Von Christoph Brunner und Bettina Muster

Der Einfluss  industrieller Prozesse auf die Möglichkeiten der Integration von solarer Prozesswärme ist ein bedeutender Aspekt für das Design eines solaren Prozesswärmesystems. Bei Integration auf Prozessebene ist dieser Effekt besonders wichtig, da hier die solare Wärmeversorgung direkt mit dem industriellen Prozess interagiert. Aber auch bei der Integration solarer Prozesswärme in der Versorgungsebene (z.B. in das Dampfsystem oder Heißwassersystem) muss die Beeinflussung der gesamten thermischen Energieversorgung durch die Prozesstechnologien beachtet werden.

Abbildung 1: 630 m² konzentrierende Kollektoren liefern Prozesswärme für eine Käserei in Tête de Moine, Schweiz. Quelle: NEP Solar AG

Technologische Herausforderungen

In einem laufenden Projekt der internationalen Energieagentur  werden  die Themen Prozessintegration und Prozessintensivierung in Kombination mit solarer Prozesswärme mit internationalen Experten bearbeitet (IEA SHC Task 49/IV, Subtask B). In industriellen Prozessen bestehen grundsätzlich technologische Herausforderungen zur Integration von solarthermischer Prozesswärme. Hohe Prozesstemperaturen, niedrige Wärmeübertragungskoeffizienten, die große Temperaturgradienten erfordern, große Aufheizgeschwindigkeiten oder schwankende Prozesslasten (z.B. Chargen-Prozesse mit hohen Spitzenlasten) bilden Einschränkungen für die Integration.

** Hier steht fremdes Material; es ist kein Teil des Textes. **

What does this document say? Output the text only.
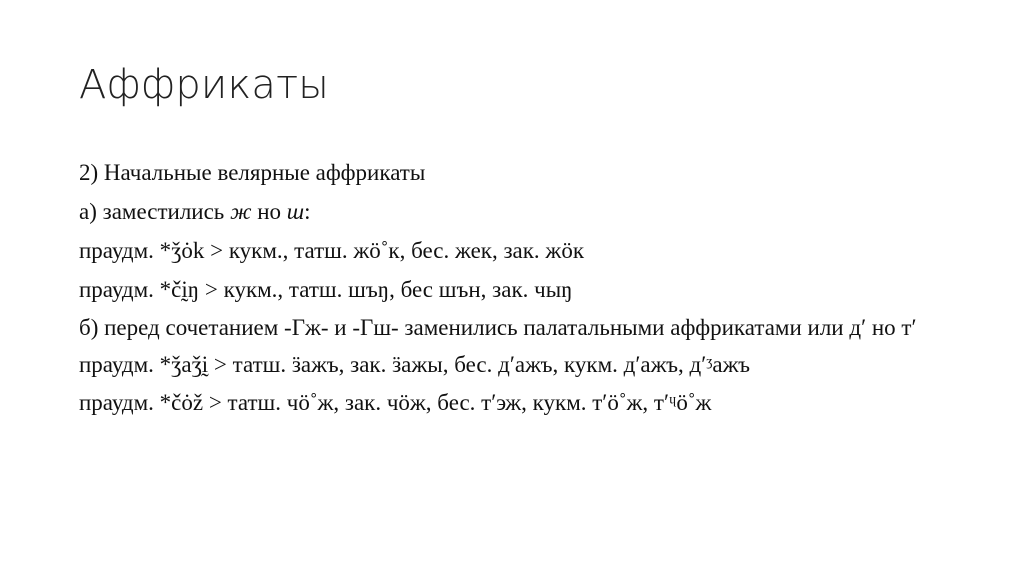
Аффрикаты
2) Начальные велярные аффрикаты
а) заместились ж но ш:
праудм. *ǯȯk > кукм., татш. жӧ˚к, бес. жек, зак. жӧк
праудм. *čḭŋ > кукм., татш. шъŋ, бес шън, зак. чыŋ
б) перед сочетанием -Гж- и -Гш- заменились палатальными аффрикатами или д′ но т′
праудм. *ǯaǯḭ > татш. ӟажъ, зак. ӟажы, бес. д′ажъ, кукм. д′ажъ, д′ᶾажъ
праудм. *čȯž > татш. чӧ˚ж, зак. чӧж, бес. т′эж, кукм. т′ӧ˚ж, т′ᶣӧ˚ж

Prozesstemperatur – Wirkungsgrad eines Solarkollektors

Betrachtet man die Effizienzkurve von Solarkollektoren, so wissen wir, dass die Kollektoreffizienz umso höher ist, je niedriger die mittlere Arbeitstemperatur des Kollektors ist. Das bedeutet, dass die Kollektorarbeitstemperatur sowohl durch die geforderte Versorgungstemperatur  als auch durch die Rücklauftemperatur des Solarkollektors beeinflusst wird. Diese Temperaturen hängen offensichtlich mit den erforderlichen Temperaturen auf der Prozessseite zusammen. Hohe Prozesstemperaturen sind daher eine der hauptsächlichen Schwierigkeiten bei der Integration von solarer Prozesswärme. Doch nicht nur die Versorgungstemperatur des Kollektorkreises, die direkt durch die Prozesstemperatur beeinflusst wird, ist relevant für die Effizienz, sondern auch die erreichbare Rücklauftemperatur, die wiederum durch die Wärmeübertragungsmöglichkeiten zwischen Prozessseite und Solarkreis beeinflusst wird. Je weiter sich die Rücklauftemperatur des Solarkreises der Prozesstemperatur annähert, desto größer wird die Temperaturdifferenz zwischen solarem Vorlauf und Rücklauf. Dadurch sinkt die mittlere Kollektortemperatur und der Wirkungsgrad des Kollektors steigt. Besonders in Prozessen mit niedrigen Wärmeübertragungskoeffizienten (z.B. Rührkesseln, siehe unten) muss die Rücklauftemperatur allerdings steigen, um große Temperaturkoeffizienten zwischen Versorgungsseite und Prozessseite für eine effektive Wärmeübertragung zu erreichen.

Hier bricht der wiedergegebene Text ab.